An efficient method for creation and functional analysis of libraries of hybrid type I polyketide synthases.

Bacterial type I polyketide synthases (PKSs) generate a structurally diverse group of natural products with a wide range of biological activities. Hybrid type I PKSs in which domains of one multifunctional polypeptide are replaced with components from heterologous systems have generated significant interest over the past decade. Almost invariably only one or several specific hybrids are made at a time and tested for functionality. This approach is slow, dependent upon a fortuitous choice of specific fusions points, and often leads to inactive or minimally active hybrid systems. We describe herein a method for generating and screening a library of hybrid pikAI complementation plasmids (encoding the loading domain and the first two extension domains of pikromycin PKS) able to restore pikromycin in a BB138 Streptomyces venezuelae pikAI-deletion mutant. In the first step the plasmid sequence encoding the loading domain AT(0)-ACP(0) was replaced by a counter selectable marker, sacB. DNA family shuffling was then used to generate a diverse library of chimeric AT(0)-ACP(0) fragments, which were used to replace sacB by lambda-Red-mediated in vivo recombination in an Escherichia coli host.

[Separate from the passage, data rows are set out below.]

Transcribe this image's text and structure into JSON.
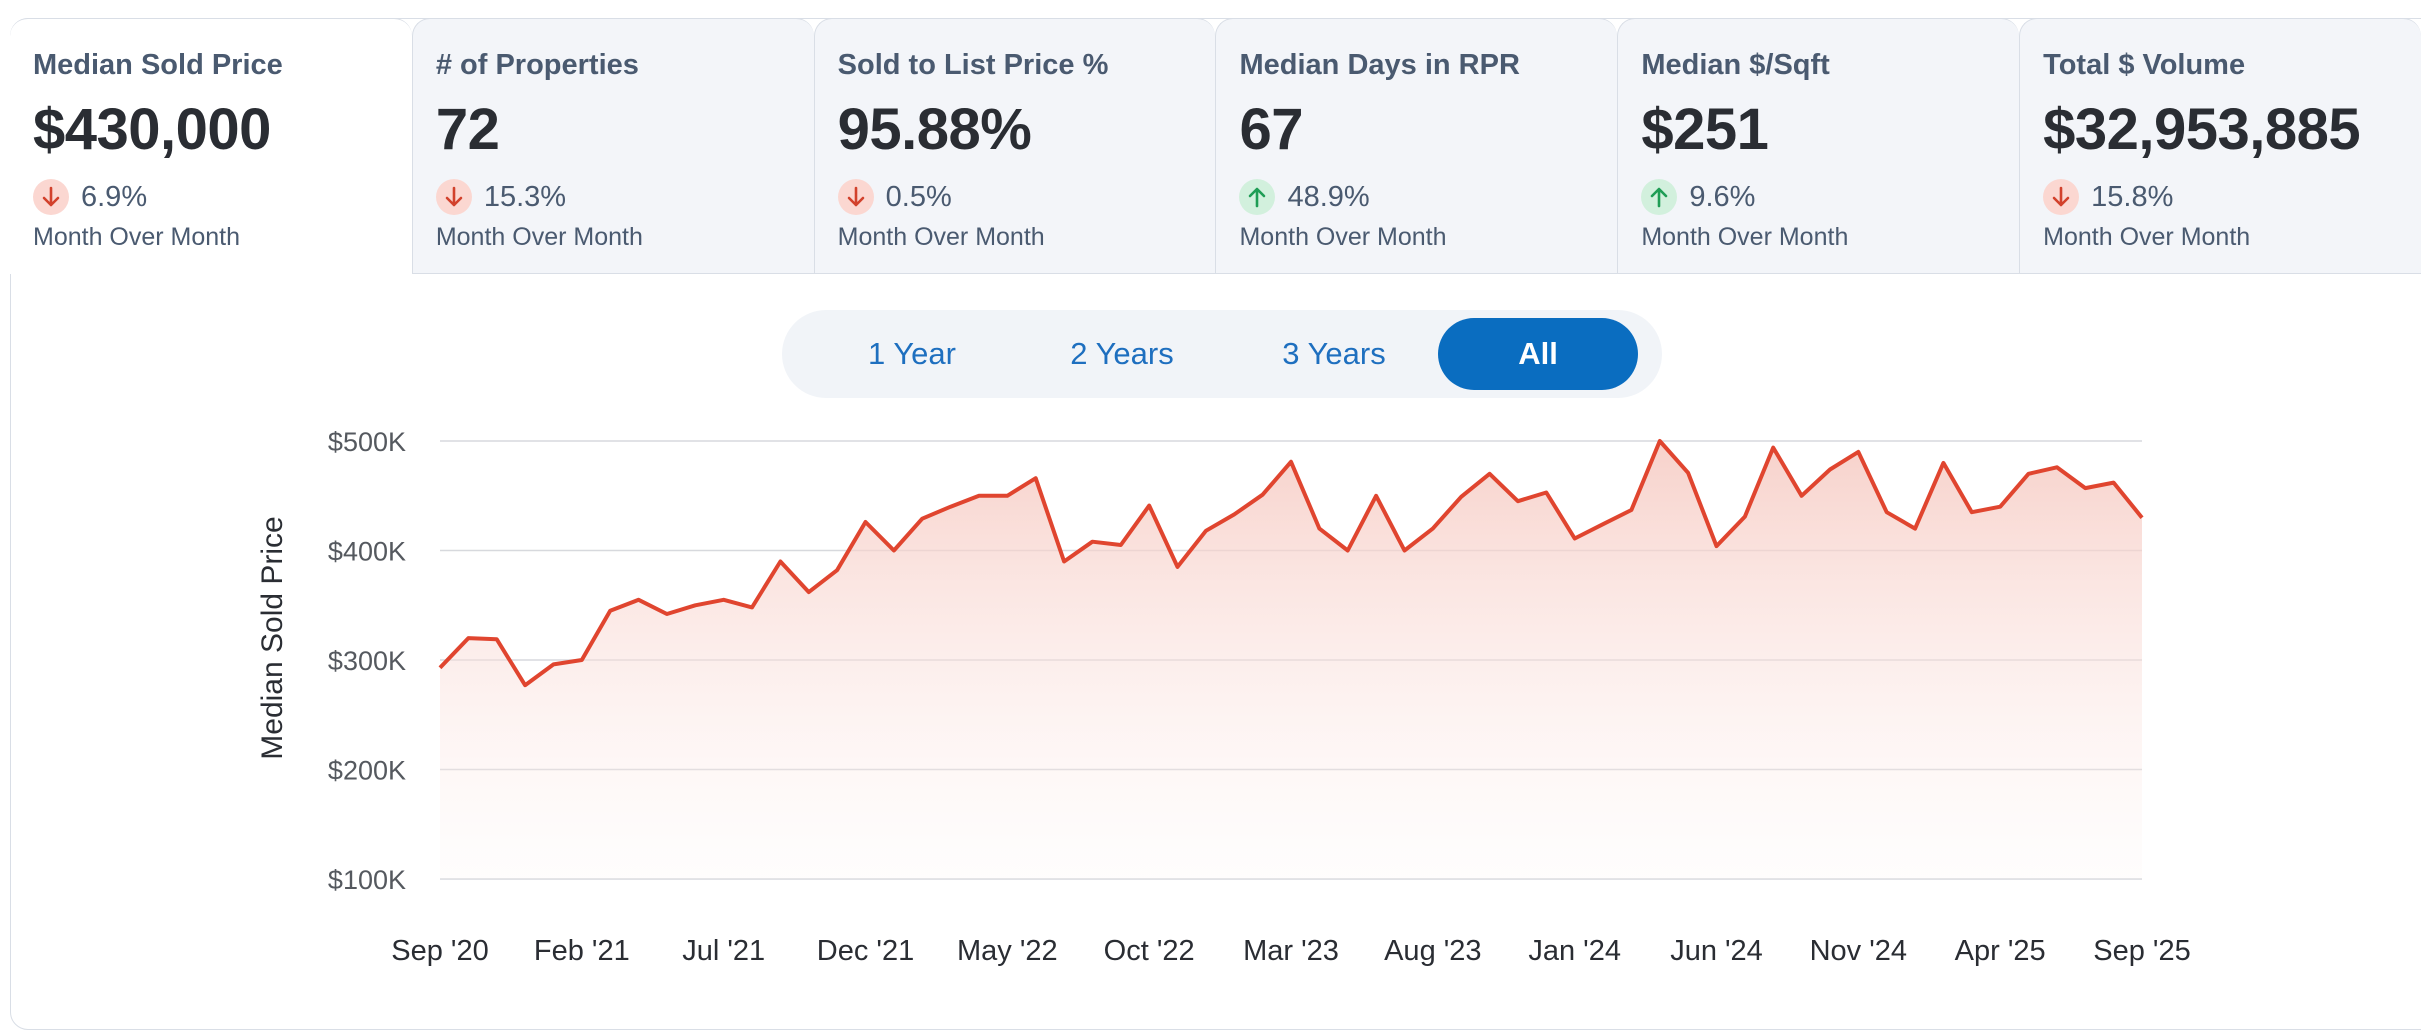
{
  "tabs": [
    {
      "label": "Median Sold Price",
      "value": "$430,000",
      "change": "6.9%",
      "direction": "down",
      "period": "Month Over Month"
    },
    {
      "label": "# of Properties",
      "value": "72",
      "change": "15.3%",
      "direction": "down",
      "period": "Month Over Month"
    },
    {
      "label": "Sold to List Price %",
      "value": "95.88%",
      "change": "0.5%",
      "direction": "down",
      "period": "Month Over Month"
    },
    {
      "label": "Median Days in RPR",
      "value": "67",
      "change": "48.9%",
      "direction": "up",
      "period": "Month Over Month"
    },
    {
      "label": "Median $/Sqft",
      "value": "$251",
      "change": "9.6%",
      "direction": "up",
      "period": "Month Over Month"
    },
    {
      "label": "Total $ Volume",
      "value": "$32,953,885",
      "change": "15.8%",
      "direction": "down",
      "period": "Month Over Month"
    }
  ],
  "range_selector": {
    "options": [
      "1 Year",
      "2 Years",
      "3 Years",
      "All"
    ],
    "selected": "All"
  },
  "colors": {
    "line": "#e0452f",
    "down": "#d2412c",
    "up": "#1f9d55",
    "accent": "#0a6dc0"
  },
  "chart_data": {
    "type": "area",
    "ylabel": "Median Sold Price",
    "xlabel": "",
    "ylim": [
      100000,
      500000
    ],
    "yticks": [
      100000,
      200000,
      300000,
      400000,
      500000
    ],
    "ytick_labels": [
      "$100K",
      "$200K",
      "$300K",
      "$400K",
      "$500K"
    ],
    "xtick_labels": [
      "Sep '20",
      "Feb '21",
      "Jul '21",
      "Dec '21",
      "May '22",
      "Oct '22",
      "Mar '23",
      "Aug '23",
      "Jan '24",
      "Jun '24",
      "Nov '24",
      "Apr '25",
      "Sep '25"
    ],
    "x": [
      "Sep '20",
      "Oct '20",
      "Nov '20",
      "Dec '20",
      "Jan '21",
      "Feb '21",
      "Mar '21",
      "Apr '21",
      "May '21",
      "Jun '21",
      "Jul '21",
      "Aug '21",
      "Sep '21",
      "Oct '21",
      "Nov '21",
      "Dec '21",
      "Jan '22",
      "Feb '22",
      "Mar '22",
      "Apr '22",
      "May '22",
      "Jun '22",
      "Jul '22",
      "Aug '22",
      "Sep '22",
      "Oct '22",
      "Nov '22",
      "Dec '22",
      "Jan '23",
      "Feb '23",
      "Mar '23",
      "Apr '23",
      "May '23",
      "Jun '23",
      "Jul '23",
      "Aug '23",
      "Sep '23",
      "Oct '23",
      "Nov '23",
      "Dec '23",
      "Jan '24",
      "Feb '24",
      "Mar '24",
      "Apr '24",
      "May '24",
      "Jun '24",
      "Jul '24",
      "Aug '24",
      "Sep '24",
      "Oct '24",
      "Nov '24",
      "Dec '24",
      "Jan '25",
      "Feb '25",
      "Mar '25",
      "Apr '25",
      "May '25",
      "Jun '25",
      "Jul '25",
      "Aug '25",
      "Sep '25"
    ],
    "series": [
      {
        "values": [
          293000,
          320000,
          319000,
          277000,
          296000,
          300000,
          345000,
          355000,
          342000,
          350000,
          355000,
          348000,
          390000,
          362000,
          382000,
          426000,
          400000,
          429000,
          440000,
          450000,
          450000,
          466000,
          390000,
          408000,
          405000,
          441000,
          385000,
          418000,
          433000,
          451000,
          481000,
          420000,
          400000,
          450000,
          400000,
          420000,
          449000,
          470000,
          445000,
          453000,
          411000,
          424000,
          437000,
          500000,
          471000,
          404000,
          431000,
          494000,
          450000,
          474000,
          490000,
          435000,
          420000,
          480000,
          435000,
          440000,
          470000,
          476000,
          457000,
          462000,
          430000
        ]
      }
    ],
    "grid": true,
    "legend": "none"
  }
}
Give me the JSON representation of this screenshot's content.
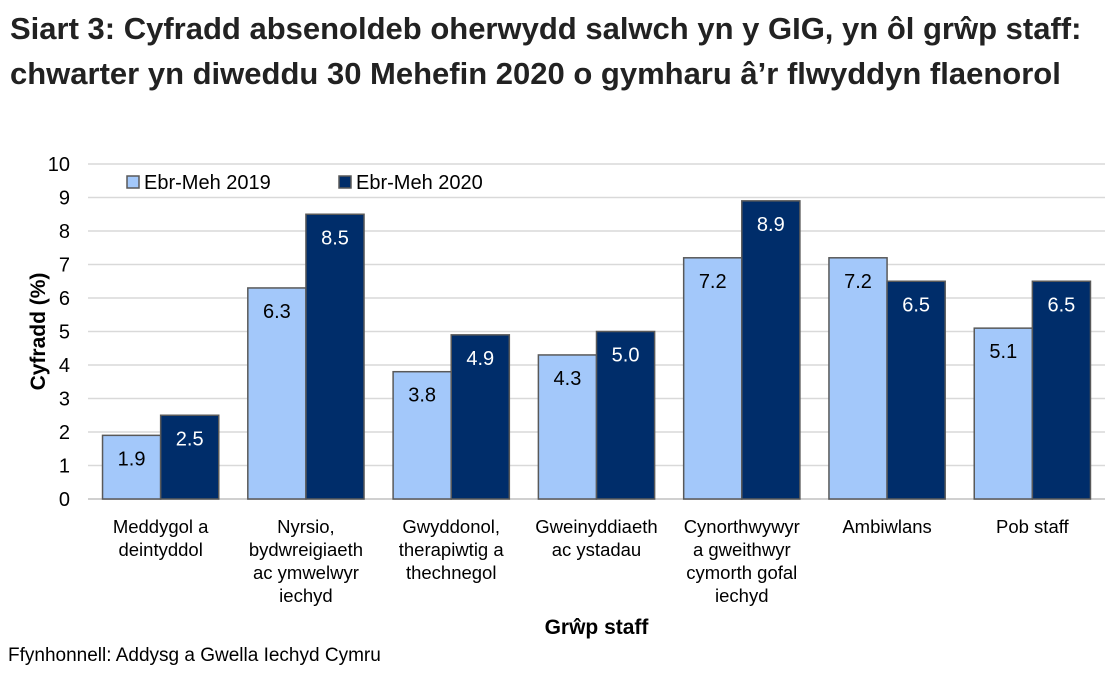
{
  "chart_data": {
    "type": "bar",
    "title": "Siart 3: Cyfradd absenoldeb oherwydd salwch yn y GIG, yn ôl grŵp staff: chwarter yn diweddu 30 Mehefin 2020 o gymharu â’r flwyddyn flaenorol",
    "xlabel": "Grŵp staff",
    "ylabel": "Cyfradd (%)",
    "ylim": [
      0,
      10
    ],
    "yticks": [
      0,
      1,
      2,
      3,
      4,
      5,
      6,
      7,
      8,
      9,
      10
    ],
    "grid": true,
    "legend_position": "top-left",
    "categories": [
      "Meddygol a\ndeintyddol",
      "Nyrsio,\nbydwreigiaeth\nac ymwelwyr\niechyd",
      "Gwyddonol,\ntherapiwtig a\nthechnegol",
      "Gweinyddiaeth\nac ystadau",
      "Cynorthwywyr\na gweithwyr\ncymorth gofal\niechyd",
      "Ambiwlans",
      "Pob staff"
    ],
    "series": [
      {
        "name": "Ebr-Meh 2019",
        "color": "#A3C8FA",
        "values": [
          1.9,
          6.3,
          3.8,
          4.3,
          7.2,
          7.2,
          5.1
        ],
        "labels": [
          "1.9",
          "6.3",
          "3.8",
          "4.3",
          "7.2",
          "7.2",
          "5.1"
        ]
      },
      {
        "name": "Ebr-Meh 2020",
        "color": "#002D6A",
        "values": [
          2.5,
          8.5,
          4.9,
          5.0,
          8.9,
          6.5,
          6.5
        ],
        "labels": [
          "2.5",
          "8.5",
          "4.9",
          "5.0",
          "8.9",
          "6.5",
          "6.5"
        ]
      }
    ],
    "source": "Ffynhonnell: Addysg a Gwella Iechyd Cymru"
  }
}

This method resulted in the rapid and efficient generation of a large number of hybrid pikAI complementation plasmids, which were used to transform S.venezuelae BB138. A bioassay of over 4000 of these transformants successfully revealed three different PikAI hybrids which were able to lead to pikromycin production. The study suggests that most of the hybrids are not detectably functional, and underscores the need to generate and screen large and diverse libraries in which different fusion points are tried. The methodologies applied in this study address this need and can be used for directed evolution of any component of the PikPKS, and potentially other type I PKS systems.